Entrevista na ECO abordou o teatro em comunidade

Por Elisa Ferreira*

O mestrando em Comunicação e Cultura pela UFRJ, Ricardo Moraes, deu entrevista coletiva aos estudantes do “Laboratório de Comunicação Crítica: Técnica de Linguagem Jornalística Aplicada”, coordenado por Zilda Martins. O encontro ocorreu na última sexta-feira (17/06), quando o convidado discutiu “A Direção sociocultural do Teatro em Comunidades”, tema de artigo apresentado na Universidade Federal do Ceará.

O trabalho, orientado pela professora Raquel Paiva, é considerado uma novidade na Escola de Comunicação da UFRJ (ECO/UFRJ). Para iniciar a conversa, Moraes definiu teatro em comunidades como interativo, com técnicas e linguagens diferenciadas. Além disso, é um teatro comunitário, que não dispõe de muitos recursos, mas é considerado um fator transformador.

O pesquisador apresentou as três vertentes desse tipo de artes cênicas. O teatro para a comunidade é externo a esta e aborda um tema de interesse do público local. O teatro com comunidade, que trabalha em oficinas, a fim de capacitar os moradores, com assuntos presentes no cotidiano daquele ambiente. E o teatro pela comunidade feito por líderes comunitários, após participarem das atividades das oficinas, com meios de produção para atuarem sozinhos, mas ainda sem patrocínios, com apoio dos centros culturais locais.

Moraes abordou ainda, ao longo da entrevista, os principais temas explorados nesse tipo de teatro. “Ele é bastante lúdico, mas abre para a comunicação de algo sério,” afirmou o mestrando. Abuso sexual, violência infantil, consciência crítica, conflitos da comunidade, comprometimento político e fortalecimento da identidade social e pessoal foram os temas mais citados ao longo da conversa.

Durante a pesquisa analítica, Moraes realizou duas experiências empíricas.
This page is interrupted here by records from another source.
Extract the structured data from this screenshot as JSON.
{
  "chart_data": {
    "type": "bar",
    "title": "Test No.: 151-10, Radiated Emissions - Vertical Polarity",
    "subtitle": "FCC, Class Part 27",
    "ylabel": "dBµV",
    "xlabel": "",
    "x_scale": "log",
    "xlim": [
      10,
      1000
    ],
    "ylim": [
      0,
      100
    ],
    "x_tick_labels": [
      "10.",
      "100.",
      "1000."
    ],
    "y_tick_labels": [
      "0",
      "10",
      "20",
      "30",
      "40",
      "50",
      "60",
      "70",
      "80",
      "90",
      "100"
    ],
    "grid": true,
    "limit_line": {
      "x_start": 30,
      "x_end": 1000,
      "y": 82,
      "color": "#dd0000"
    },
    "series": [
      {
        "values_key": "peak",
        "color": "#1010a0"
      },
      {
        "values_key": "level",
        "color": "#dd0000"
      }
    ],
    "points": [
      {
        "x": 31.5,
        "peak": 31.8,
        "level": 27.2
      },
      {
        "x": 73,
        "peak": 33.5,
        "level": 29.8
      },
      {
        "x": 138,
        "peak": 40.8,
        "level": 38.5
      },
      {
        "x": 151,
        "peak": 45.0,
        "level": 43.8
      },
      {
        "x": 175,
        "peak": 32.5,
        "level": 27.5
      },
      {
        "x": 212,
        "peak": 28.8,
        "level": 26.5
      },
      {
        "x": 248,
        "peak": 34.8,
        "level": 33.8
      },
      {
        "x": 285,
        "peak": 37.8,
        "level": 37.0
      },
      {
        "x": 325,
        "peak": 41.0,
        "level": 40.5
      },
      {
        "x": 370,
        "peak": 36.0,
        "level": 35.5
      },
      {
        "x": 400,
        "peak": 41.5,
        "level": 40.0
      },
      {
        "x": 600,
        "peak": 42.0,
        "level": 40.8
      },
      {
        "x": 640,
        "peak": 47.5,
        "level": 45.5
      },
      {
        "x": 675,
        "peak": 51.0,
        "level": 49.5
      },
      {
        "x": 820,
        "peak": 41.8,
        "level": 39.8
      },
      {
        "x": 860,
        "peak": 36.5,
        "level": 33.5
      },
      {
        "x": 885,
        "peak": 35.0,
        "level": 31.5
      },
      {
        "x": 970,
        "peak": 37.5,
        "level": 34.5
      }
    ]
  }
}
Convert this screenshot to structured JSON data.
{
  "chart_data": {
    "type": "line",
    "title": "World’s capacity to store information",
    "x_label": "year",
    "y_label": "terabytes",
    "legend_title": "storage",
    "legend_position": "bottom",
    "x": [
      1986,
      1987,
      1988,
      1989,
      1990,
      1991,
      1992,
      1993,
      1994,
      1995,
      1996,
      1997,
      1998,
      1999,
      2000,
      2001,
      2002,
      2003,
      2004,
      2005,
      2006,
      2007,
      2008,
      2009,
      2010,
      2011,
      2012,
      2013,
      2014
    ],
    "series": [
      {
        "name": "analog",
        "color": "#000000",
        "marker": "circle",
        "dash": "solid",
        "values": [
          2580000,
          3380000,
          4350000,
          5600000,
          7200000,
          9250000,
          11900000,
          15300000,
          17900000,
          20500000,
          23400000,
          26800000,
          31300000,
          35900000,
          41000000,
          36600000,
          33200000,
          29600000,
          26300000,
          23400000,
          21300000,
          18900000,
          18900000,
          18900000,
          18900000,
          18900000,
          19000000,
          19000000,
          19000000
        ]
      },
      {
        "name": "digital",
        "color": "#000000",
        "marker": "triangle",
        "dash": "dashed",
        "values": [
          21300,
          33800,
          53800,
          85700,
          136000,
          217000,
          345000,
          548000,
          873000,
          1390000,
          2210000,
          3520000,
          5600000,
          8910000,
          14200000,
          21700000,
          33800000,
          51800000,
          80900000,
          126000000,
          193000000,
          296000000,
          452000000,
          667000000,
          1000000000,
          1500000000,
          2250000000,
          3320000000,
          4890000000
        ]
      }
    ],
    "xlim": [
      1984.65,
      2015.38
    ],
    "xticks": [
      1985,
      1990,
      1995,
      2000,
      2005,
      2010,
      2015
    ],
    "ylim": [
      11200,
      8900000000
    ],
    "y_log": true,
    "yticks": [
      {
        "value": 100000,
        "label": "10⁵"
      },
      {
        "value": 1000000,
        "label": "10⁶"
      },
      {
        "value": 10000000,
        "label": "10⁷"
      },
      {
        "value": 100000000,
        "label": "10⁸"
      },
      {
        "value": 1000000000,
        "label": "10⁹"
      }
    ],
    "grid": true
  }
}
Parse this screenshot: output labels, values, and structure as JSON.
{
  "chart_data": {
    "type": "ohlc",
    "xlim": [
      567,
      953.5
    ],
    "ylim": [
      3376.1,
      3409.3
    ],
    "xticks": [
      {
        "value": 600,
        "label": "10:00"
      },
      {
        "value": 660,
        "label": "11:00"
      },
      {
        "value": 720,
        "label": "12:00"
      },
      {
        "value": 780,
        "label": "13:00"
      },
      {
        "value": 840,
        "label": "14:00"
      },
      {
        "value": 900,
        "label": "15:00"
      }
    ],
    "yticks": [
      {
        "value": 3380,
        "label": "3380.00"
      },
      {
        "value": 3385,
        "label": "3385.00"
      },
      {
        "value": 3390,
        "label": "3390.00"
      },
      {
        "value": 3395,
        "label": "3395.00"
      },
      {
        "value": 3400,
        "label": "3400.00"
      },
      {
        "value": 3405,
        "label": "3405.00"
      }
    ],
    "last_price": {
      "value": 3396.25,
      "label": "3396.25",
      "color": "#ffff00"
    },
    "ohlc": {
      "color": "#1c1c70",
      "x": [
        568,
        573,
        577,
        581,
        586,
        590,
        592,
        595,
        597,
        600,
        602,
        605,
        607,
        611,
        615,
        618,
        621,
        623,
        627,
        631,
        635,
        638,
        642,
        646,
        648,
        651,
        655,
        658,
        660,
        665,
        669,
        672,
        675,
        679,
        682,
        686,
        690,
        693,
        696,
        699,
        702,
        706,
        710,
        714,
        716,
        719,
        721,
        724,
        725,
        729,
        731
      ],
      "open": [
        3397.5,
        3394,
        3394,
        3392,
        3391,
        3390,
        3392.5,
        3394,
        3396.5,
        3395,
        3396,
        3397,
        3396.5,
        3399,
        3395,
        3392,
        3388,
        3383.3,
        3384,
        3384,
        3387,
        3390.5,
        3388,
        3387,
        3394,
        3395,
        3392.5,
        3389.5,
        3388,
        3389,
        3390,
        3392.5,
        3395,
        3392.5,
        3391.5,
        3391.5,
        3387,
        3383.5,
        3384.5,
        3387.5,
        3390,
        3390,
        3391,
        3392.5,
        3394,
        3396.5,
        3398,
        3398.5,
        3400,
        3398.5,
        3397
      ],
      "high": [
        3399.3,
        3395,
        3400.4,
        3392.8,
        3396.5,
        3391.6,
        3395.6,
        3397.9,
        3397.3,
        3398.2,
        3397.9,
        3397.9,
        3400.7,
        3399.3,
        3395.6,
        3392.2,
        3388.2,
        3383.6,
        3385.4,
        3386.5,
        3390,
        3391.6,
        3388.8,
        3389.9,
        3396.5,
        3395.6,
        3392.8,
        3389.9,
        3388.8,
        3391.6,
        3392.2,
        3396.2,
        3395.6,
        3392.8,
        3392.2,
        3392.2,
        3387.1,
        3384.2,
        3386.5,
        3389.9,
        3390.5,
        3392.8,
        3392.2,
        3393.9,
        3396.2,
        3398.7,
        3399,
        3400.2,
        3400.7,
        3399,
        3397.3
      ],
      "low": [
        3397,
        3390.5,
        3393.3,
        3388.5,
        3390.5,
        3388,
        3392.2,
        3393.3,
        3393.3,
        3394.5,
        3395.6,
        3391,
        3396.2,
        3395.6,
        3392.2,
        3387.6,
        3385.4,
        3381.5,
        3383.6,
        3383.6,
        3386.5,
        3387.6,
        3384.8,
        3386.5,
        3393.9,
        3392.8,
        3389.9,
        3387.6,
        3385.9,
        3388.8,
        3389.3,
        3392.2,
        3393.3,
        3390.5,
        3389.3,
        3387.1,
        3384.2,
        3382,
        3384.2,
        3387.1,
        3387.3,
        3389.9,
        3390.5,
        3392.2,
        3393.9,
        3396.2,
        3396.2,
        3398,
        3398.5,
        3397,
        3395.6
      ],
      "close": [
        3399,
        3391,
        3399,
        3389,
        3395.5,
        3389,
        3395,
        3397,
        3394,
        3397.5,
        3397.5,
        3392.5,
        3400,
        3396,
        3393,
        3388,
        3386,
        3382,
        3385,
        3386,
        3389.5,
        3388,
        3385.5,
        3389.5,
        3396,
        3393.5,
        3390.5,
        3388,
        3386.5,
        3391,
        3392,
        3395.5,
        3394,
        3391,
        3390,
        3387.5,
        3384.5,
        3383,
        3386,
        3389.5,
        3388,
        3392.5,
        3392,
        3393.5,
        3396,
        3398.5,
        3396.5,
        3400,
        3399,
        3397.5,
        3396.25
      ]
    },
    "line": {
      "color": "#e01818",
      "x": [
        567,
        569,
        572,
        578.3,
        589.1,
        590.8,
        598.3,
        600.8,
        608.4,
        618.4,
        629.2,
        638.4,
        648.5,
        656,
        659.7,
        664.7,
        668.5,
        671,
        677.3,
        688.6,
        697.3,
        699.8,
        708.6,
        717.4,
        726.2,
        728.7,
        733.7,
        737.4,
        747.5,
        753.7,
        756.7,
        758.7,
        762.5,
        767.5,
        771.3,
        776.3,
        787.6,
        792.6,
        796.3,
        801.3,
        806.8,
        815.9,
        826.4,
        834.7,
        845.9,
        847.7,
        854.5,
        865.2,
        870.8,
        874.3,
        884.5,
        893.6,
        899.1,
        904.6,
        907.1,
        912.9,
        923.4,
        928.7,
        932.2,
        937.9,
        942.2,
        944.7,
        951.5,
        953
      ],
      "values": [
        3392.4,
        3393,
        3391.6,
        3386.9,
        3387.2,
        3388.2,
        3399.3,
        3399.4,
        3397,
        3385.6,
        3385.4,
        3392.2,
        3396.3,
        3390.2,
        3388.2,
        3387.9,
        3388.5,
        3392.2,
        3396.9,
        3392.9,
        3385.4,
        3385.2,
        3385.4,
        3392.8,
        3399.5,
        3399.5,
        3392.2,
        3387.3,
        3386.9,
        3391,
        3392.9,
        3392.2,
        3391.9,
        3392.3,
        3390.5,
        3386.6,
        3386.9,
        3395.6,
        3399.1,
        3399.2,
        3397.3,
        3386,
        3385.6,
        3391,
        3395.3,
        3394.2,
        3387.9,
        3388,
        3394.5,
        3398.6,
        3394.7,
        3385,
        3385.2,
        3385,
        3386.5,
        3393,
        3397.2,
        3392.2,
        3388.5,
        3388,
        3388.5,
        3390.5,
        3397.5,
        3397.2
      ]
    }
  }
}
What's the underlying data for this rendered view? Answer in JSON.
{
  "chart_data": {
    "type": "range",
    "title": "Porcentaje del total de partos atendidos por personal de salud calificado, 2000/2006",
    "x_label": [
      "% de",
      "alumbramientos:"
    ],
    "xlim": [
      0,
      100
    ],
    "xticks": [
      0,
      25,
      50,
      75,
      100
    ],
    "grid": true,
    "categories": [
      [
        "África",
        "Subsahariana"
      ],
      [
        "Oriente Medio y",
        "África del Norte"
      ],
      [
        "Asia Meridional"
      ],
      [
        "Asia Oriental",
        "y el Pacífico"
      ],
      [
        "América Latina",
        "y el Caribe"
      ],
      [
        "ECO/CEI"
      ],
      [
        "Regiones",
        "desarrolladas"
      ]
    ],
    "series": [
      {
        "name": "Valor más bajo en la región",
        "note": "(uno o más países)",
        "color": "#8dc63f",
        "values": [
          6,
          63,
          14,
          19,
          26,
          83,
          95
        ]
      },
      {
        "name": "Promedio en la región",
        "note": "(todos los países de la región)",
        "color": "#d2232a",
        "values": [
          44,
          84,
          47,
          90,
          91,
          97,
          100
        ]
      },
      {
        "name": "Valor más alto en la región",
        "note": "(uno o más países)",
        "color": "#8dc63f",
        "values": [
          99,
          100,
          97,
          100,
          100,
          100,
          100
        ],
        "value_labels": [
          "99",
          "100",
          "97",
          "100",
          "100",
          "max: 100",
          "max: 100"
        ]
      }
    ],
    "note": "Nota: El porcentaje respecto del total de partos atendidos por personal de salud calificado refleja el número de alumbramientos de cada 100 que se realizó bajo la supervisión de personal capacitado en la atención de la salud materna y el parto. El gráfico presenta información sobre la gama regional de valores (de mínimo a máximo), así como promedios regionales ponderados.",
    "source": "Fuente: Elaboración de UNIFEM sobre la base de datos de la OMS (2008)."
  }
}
A primeira delas com a ONG APPIA (Associação de Profissionais para Proteção da Infância e Adolescência), na qual acompanhou atividades, obteve fotos e materiais. Já a segunda foi com o Centro Cultural Roda Viva, na Chácara do Céu, que durou pouco tempo, visto que o Centro foi desativado. Através desses acompanhamentos, o pesquisador pôde notar que os principais resultados são a autodenominação da comunidade e a expansão do alcance de expressão e voz – ativa– das minorias.

Como referência, o Movimento dos Trabalhadores Sem Terra (MST) foi bastante destacado, por apresentar diversas idéias e pelo envolvimento com o teatro do oprimido, de Augusto Boal. Além disso, foram citados o “Nós do Morro”, “Teatro Popular União e Olho Vivo” (TUOV), “Centro de Teatro do Oprimido” (CTO) e comunidades não midiáticas, como a Maré. “O teatro deixa de ser apenas um entretenimento e mostra a sua face comunicadora,” finalizou.